The projection of the rotated cube face into the plane spanned by $\vec e_1$ and $\vec e_2$ is a parallelogram spanned by these two vectors, whose signed area is given by

$$ \cos^2\theta+\cos\theta(1-\cos\theta)(u_1^2+u_2^2)+(1-\cos\theta)^2u_1^2u_2^2+\sin^2 u_3^2-(1-\cos\theta)^2u_1^2u_2^2\\ =\cos\theta+u_3^2(1-\cos\theta)\;, $$

where I used $u_1^2+u_2^2+u_3^2=1$.

The sign of the area indicates whether it faces towards or away from the projection direction perpendicular to the original face. Integrating the signed quantity would yield $0$ by symmetry, so we can choose which signed component to integrate. The sign is negative in a triangular-shaped region and positive in the more complicated rest of the rectangle $0\le u_3\le1$, $0\le\theta\le\pi$, so let's integrate the negative component. Equating the area to $0$ yields $u_3^2=\cos\theta/(\cos\theta-1)$, which has a solution for $\theta\ge\pi/2$, so we need

$$ -\frac1\pi\int_{\pi/2}^\pi\mathrm d\theta\;(1-\cos\theta)\int_0^{\sqrt{\cos\theta/(\cos\theta-1)}}\mathrm du_3\left(\cos\theta+u_3^2(1-\cos\theta)\right)\;, $$

where the density for the $u_3$ integration is $1$ due to the fact that the surface of a horizontal slice of a sphere is proportional to the height of the slice.

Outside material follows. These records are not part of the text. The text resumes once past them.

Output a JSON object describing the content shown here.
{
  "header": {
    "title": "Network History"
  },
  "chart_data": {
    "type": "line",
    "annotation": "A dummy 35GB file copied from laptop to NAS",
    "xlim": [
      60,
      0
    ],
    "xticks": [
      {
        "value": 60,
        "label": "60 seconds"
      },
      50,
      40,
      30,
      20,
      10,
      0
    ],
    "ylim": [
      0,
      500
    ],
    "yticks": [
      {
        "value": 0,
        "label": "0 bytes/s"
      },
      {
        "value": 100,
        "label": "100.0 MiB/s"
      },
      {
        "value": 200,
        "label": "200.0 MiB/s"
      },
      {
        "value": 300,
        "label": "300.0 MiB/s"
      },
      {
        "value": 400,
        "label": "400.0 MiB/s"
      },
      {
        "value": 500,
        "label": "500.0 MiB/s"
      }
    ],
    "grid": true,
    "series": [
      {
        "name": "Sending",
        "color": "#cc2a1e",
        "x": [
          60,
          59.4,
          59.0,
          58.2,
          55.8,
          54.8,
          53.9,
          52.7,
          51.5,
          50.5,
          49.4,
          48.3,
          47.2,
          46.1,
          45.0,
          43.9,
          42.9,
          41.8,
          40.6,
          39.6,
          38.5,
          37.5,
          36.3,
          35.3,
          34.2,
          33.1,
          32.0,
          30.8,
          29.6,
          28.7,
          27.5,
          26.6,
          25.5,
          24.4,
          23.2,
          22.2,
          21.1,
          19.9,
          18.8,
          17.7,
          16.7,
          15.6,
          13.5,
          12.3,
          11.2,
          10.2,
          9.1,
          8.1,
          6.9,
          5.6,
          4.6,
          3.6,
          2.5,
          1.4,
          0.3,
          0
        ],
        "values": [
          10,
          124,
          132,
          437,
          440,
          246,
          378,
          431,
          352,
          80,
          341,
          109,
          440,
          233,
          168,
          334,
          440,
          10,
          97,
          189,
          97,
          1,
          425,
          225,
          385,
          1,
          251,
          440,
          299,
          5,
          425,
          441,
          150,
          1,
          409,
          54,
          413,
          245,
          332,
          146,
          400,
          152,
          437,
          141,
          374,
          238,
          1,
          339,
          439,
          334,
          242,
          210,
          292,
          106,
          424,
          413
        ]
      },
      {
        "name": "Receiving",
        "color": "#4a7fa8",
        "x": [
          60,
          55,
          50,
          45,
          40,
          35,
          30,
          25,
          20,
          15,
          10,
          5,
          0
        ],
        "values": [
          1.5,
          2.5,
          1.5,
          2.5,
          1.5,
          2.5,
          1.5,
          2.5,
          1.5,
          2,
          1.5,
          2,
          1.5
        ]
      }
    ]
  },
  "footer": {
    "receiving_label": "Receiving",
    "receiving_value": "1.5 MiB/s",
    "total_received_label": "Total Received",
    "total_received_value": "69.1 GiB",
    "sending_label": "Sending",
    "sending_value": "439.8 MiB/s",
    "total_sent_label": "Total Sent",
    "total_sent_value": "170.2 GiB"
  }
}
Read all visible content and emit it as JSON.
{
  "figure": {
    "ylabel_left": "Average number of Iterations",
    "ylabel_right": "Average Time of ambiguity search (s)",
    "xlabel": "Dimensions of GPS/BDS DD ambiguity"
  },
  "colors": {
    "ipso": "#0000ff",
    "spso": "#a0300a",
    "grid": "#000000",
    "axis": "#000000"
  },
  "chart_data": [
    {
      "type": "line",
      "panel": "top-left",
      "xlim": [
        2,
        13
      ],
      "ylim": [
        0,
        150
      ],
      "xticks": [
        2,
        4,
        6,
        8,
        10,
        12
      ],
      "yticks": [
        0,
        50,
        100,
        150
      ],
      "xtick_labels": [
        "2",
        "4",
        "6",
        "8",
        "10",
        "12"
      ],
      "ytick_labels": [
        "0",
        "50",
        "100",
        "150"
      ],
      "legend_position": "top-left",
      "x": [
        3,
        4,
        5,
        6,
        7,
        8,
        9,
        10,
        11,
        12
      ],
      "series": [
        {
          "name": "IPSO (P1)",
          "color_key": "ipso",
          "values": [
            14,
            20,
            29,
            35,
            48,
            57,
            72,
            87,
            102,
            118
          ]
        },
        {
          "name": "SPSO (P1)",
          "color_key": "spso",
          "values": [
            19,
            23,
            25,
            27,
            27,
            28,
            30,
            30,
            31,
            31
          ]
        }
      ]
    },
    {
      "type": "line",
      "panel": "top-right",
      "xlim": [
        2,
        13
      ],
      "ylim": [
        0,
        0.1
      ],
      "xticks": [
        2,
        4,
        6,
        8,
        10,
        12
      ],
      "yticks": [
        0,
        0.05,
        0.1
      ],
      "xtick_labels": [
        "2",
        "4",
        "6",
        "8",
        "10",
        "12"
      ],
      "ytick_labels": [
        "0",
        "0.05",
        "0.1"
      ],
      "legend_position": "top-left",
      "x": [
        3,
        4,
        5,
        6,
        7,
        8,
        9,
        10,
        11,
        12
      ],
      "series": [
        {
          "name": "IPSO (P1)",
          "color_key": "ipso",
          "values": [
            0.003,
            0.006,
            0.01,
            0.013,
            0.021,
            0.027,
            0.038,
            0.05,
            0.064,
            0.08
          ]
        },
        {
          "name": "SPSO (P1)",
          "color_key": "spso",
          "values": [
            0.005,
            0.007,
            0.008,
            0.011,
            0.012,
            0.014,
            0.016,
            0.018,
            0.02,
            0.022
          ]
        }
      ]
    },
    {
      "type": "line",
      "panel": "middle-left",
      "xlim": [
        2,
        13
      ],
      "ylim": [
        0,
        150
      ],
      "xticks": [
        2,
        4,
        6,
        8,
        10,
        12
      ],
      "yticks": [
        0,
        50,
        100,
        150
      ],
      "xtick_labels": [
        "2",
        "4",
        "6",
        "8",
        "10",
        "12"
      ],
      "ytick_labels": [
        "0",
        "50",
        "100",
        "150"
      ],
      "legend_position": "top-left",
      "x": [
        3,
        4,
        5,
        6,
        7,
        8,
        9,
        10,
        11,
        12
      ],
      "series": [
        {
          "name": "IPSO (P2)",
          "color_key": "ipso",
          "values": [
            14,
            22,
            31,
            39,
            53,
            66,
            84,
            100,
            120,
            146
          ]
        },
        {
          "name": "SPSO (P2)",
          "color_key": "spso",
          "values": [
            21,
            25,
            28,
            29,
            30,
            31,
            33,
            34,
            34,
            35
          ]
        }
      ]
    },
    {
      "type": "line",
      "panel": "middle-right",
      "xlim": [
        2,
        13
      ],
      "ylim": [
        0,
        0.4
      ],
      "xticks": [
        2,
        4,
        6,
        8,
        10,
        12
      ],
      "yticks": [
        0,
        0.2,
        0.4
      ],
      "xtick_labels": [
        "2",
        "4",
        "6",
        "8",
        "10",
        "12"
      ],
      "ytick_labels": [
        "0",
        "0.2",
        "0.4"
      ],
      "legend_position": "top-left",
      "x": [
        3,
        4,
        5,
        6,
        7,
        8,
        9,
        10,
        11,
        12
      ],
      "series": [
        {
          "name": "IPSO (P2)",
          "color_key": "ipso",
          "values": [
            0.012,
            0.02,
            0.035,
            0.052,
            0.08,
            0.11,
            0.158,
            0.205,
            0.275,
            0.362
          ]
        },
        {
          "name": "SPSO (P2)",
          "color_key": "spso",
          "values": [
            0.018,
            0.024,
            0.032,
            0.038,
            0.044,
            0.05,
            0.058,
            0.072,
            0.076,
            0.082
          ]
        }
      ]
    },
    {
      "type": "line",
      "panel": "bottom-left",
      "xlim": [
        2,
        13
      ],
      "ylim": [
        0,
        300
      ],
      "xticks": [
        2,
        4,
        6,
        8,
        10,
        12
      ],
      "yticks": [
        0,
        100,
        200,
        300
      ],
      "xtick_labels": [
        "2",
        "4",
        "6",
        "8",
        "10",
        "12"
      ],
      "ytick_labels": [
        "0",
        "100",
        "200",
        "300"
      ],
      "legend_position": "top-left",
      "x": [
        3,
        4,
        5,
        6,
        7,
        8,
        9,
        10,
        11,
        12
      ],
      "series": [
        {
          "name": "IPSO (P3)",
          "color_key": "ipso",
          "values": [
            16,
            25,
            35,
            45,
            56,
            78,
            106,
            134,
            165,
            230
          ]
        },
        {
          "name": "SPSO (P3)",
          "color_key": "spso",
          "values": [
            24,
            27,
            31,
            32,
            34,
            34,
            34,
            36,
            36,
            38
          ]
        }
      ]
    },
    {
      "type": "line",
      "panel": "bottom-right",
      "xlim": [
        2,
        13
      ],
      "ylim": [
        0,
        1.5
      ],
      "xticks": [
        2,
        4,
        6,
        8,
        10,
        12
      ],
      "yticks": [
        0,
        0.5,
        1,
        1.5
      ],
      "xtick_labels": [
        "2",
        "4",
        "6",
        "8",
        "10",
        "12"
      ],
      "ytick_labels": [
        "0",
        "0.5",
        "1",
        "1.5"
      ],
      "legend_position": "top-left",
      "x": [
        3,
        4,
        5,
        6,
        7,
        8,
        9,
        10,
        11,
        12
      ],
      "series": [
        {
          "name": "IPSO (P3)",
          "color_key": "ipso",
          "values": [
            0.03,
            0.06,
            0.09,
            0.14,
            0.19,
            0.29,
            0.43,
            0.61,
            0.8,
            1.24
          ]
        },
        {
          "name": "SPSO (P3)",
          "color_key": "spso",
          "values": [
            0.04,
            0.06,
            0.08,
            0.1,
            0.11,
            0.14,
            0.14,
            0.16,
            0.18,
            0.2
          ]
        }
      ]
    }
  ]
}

Performing the inner integration yields

$$ -\frac1\pi\int_{\pi/2}^\pi\mathrm d\theta\;(1-\cos\theta)\sqrt{\frac{\cos\theta}{\cos\theta-1}}\left(\cos\theta+\frac13\frac{\cos\theta}{\cos\theta-1}(1-\cos\theta)\right)\\ =\frac2{3\pi}\int_{\pi/2}^\pi\mathrm d\theta\sqrt{\cos^3\theta(\cos\theta-1)}\;. $$

The remaining integration is quite a mess, but Wolfram|Alpha evaluates the integral to $3\pi/8$, so the final result for one face is $1/4$. Since the cube has $6$ faces, the expected result $3/2$ follows.